Published: Fri 27 Mar 2009 03:54 PM
Regional Governance Model Raises Local Voice Concerns
City Vision-Labour Councillors were at the Royal Commission on Auckland Governance media briefing today and believe the proposals presented raise some real concerns around local voice and democracy.
Councillor Richard Northey said, “I am really concerned, as the Minister appears to be, at the removal of real local representation and local decision-making. The abolition of most Community Boards and the change of the existing Councils from a governance role to simply an advocacy and monitoring role, means that an excessive amount of local decisions will be made at the regional level. Although the disempowered local councils will be representative by being elected from single member wards, the region will be dominated by the super mayor and the ticket which gets most of the seats elected at-large across the region.”

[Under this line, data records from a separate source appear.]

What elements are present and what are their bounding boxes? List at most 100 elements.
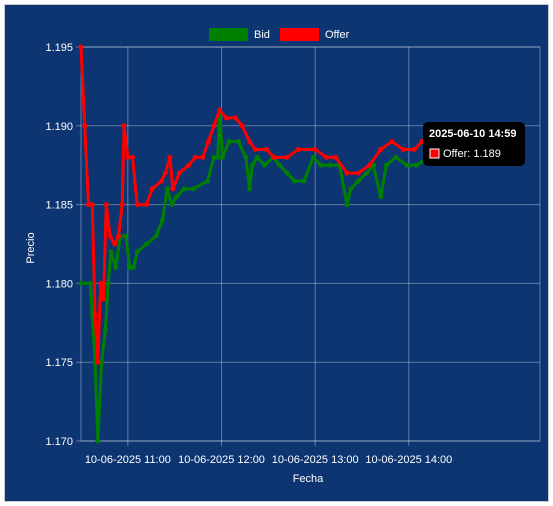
data-point-bid[interactable]: [113, 265, 119, 271]
data-point-bid[interactable]: [204, 178, 210, 184]
data-point-bid[interactable]: [105, 280, 111, 286]
data-point-bid[interactable]: [108, 249, 114, 255]
data-point-bid[interactable]: [284, 170, 290, 176]
data-point-bid[interactable]: [181, 186, 187, 192]
data-point-offer[interactable]: [103, 202, 109, 208]
data-point-offer[interactable]: [115, 233, 121, 239]
data-point-bid[interactable]: [99, 359, 105, 365]
data-point-offer[interactable]: [85, 202, 91, 208]
data-point-offer[interactable]: [107, 233, 113, 239]
data-point-bid[interactable]: [383, 162, 389, 168]
data-point-bid[interactable]: [127, 265, 133, 271]
data-point-offer[interactable]: [144, 202, 150, 208]
legend[interactable]: Bid Offer: [209, 28, 350, 41]
data-point-offer[interactable]: [284, 154, 290, 160]
data-point-offer[interactable]: [263, 146, 269, 152]
data-point-offer[interactable]: [271, 154, 277, 160]
data-point-bid[interactable]: [134, 249, 140, 255]
data-point-offer[interactable]: [78, 44, 84, 50]
data-point-offer[interactable]: [95, 359, 101, 365]
data-point-offer[interactable]: [121, 123, 127, 129]
data-point-offer[interactable]: [130, 154, 136, 160]
data-point-offer[interactable]: [119, 202, 125, 208]
data-point-bid[interactable]: [301, 178, 307, 184]
data-point-offer[interactable]: [134, 202, 140, 208]
data-point-bid[interactable]: [249, 162, 255, 168]
data-point-offer[interactable]: [367, 162, 373, 168]
data-point-bid[interactable]: [277, 162, 283, 168]
data-point-bid[interactable]: [327, 162, 333, 168]
data-point-bid[interactable]: [355, 178, 361, 184]
data-point-bid[interactable]: [247, 186, 253, 192]
data-point-offer[interactable]: [98, 280, 104, 286]
data-point-offer[interactable]: [295, 146, 301, 152]
data-point-bid[interactable]: [292, 178, 298, 184]
data-point-offer[interactable]: [223, 115, 229, 121]
data-point-bid[interactable]: [169, 202, 175, 208]
data-point-offer[interactable]: [92, 312, 98, 318]
data-point-bid[interactable]: [393, 154, 399, 160]
y-tick-label: 1.170: [45, 436, 73, 448]
data-point-offer[interactable]: [217, 107, 223, 113]
data-point-bid[interactable]: [174, 194, 180, 200]
data-point-offer[interactable]: [233, 115, 239, 121]
data-point-offer[interactable]: [400, 146, 406, 152]
data-point-bid[interactable]: [348, 186, 354, 192]
data-point-offer[interactable]: [186, 162, 192, 168]
data-point-bid[interactable]: [87, 280, 93, 286]
data-point-offer[interactable]: [344, 170, 350, 176]
data-point-offer[interactable]: [89, 202, 95, 208]
data-point-offer[interactable]: [389, 139, 395, 145]
data-point-offer[interactable]: [211, 123, 217, 129]
data-point-bid[interactable]: [318, 162, 324, 168]
data-point-bid[interactable]: [226, 139, 232, 145]
data-point-bid[interactable]: [243, 154, 249, 160]
data-point-offer[interactable]: [239, 123, 245, 129]
data-point-offer[interactable]: [247, 139, 253, 145]
data-point-offer[interactable]: [162, 170, 168, 176]
data-point-offer[interactable]: [149, 186, 155, 192]
data-point-bid[interactable]: [164, 186, 170, 192]
data-point-bid[interactable]: [262, 162, 268, 168]
data-point-offer[interactable]: [159, 178, 165, 184]
data-point-bid[interactable]: [254, 154, 260, 160]
data-point-bid[interactable]: [159, 217, 165, 223]
data-point-bid[interactable]: [364, 170, 370, 176]
data-point-offer[interactable]: [200, 154, 206, 160]
data-point-bid[interactable]: [211, 154, 217, 160]
data-point-offer[interactable]: [252, 146, 258, 152]
data-point-offer[interactable]: [125, 154, 131, 160]
data-point-offer[interactable]: [205, 139, 211, 145]
data-point-bid[interactable]: [344, 202, 350, 208]
data-point-offer[interactable]: [176, 170, 182, 176]
data-point-bid[interactable]: [235, 139, 241, 145]
data-point-offer[interactable]: [333, 154, 339, 160]
data-point-bid[interactable]: [404, 162, 410, 168]
data-point-bid[interactable]: [123, 233, 129, 239]
data-point-offer[interactable]: [312, 146, 318, 152]
data-point-bid[interactable]: [102, 328, 108, 334]
data-point-offer[interactable]: [170, 186, 176, 192]
data-point-offer[interactable]: [411, 146, 417, 152]
data-point-bid[interactable]: [215, 154, 221, 160]
data-point-offer[interactable]: [100, 296, 106, 302]
data-point-bid[interactable]: [219, 154, 225, 160]
data-point-offer[interactable]: [378, 146, 384, 152]
data-point-bid[interactable]: [144, 241, 150, 247]
data-point-offer[interactable]: [112, 241, 118, 247]
data-point-bid[interactable]: [310, 154, 316, 160]
data-point-offer[interactable]: [355, 170, 361, 176]
data-point-bid[interactable]: [78, 280, 84, 286]
data-point-bid[interactable]: [378, 194, 384, 200]
data-point-bid[interactable]: [153, 233, 159, 239]
data-point-offer[interactable]: [167, 154, 173, 160]
data-point-offer[interactable]: [323, 154, 329, 160]
data-point-offer[interactable]: [192, 154, 198, 160]
data-point-bid[interactable]: [95, 438, 101, 444]
data-point-bid[interactable]: [413, 162, 419, 168]
data-point-bid[interactable]: [190, 186, 196, 192]
data-point-bid[interactable]: [130, 265, 136, 271]
legend-item-bid[interactable]: Bid: [209, 28, 270, 41]
data-point-offer[interactable]: [82, 123, 88, 129]
legend-item-offer[interactable]: Offer: [280, 28, 350, 41]
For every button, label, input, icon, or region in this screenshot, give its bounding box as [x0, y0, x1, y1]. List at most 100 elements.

Councillor Leila Boyle said, “I am worried about the idea of electing ten regional councillors at-large across the region. We have had smaller models of this before, for example the old Auckland City Council prior to amalgamation in 1989, which had councillors elected at-large and most of them were men who lived in the wealthy inner city suburbs of the Eastern Bays, Remuera and Epsom. The outer lying suburbs such as Glen Innes in the south and Pt Chevalier in the west had no representatives at all! I can see a real danger that this could happen again at a regional level where most at-large councillors are male, Pakeha and living in the existing Auckland City Council area. How representative is that?!?”
Councillor Glenda Fryer said, “The election of an at-large Mayor who will then appoint his Deputy Mayor and Committee Chairs could only be called a shallow democracy not an accountable democracy as we know it. An at-large Mayor and ten at-large Councillors will almost certainly comprise of former central government politicians, TV and sports stars or retired well-known business people because they will need to be well-known enough over the whole region and with plenty of money to spend on publicity to be elected!”
Councillor Cathy Casey said, “Hon Peter Salmond said that promoting social wellbeing and community engagement should be core business of a council. The Commission hopes to achieve this by establishing the Social Issues Board as the ‘main body for social issues’. The great danger is that this body will be seen to be the only means of social wellbeing and community engagement in the Auckland region and that local councillors’ primary focus will be on roads, rats and rubbish.”
Councillor Graeme Easte said, “I am concerned that Ponsonby Rd has been split down the middle with half of it going into the proposed new City Centre and Waterfront Community Board and the other half in the new Tamaki Makau-rau ward which is the rest of the existing Auckland city. It seems an odd boundary to me as it carves up an old, established suburban community which flies in the face of improving and increasing representation.”
Councillor Denise Roche said, “I am delighted that the hundreds of submissions from the people of Great Barrier and Waiheke Islands have been listened to and we get to keep our community boards with perhaps more decision making powers. I am worried, however, about how people in small communities get to be represented at that regional super city level.”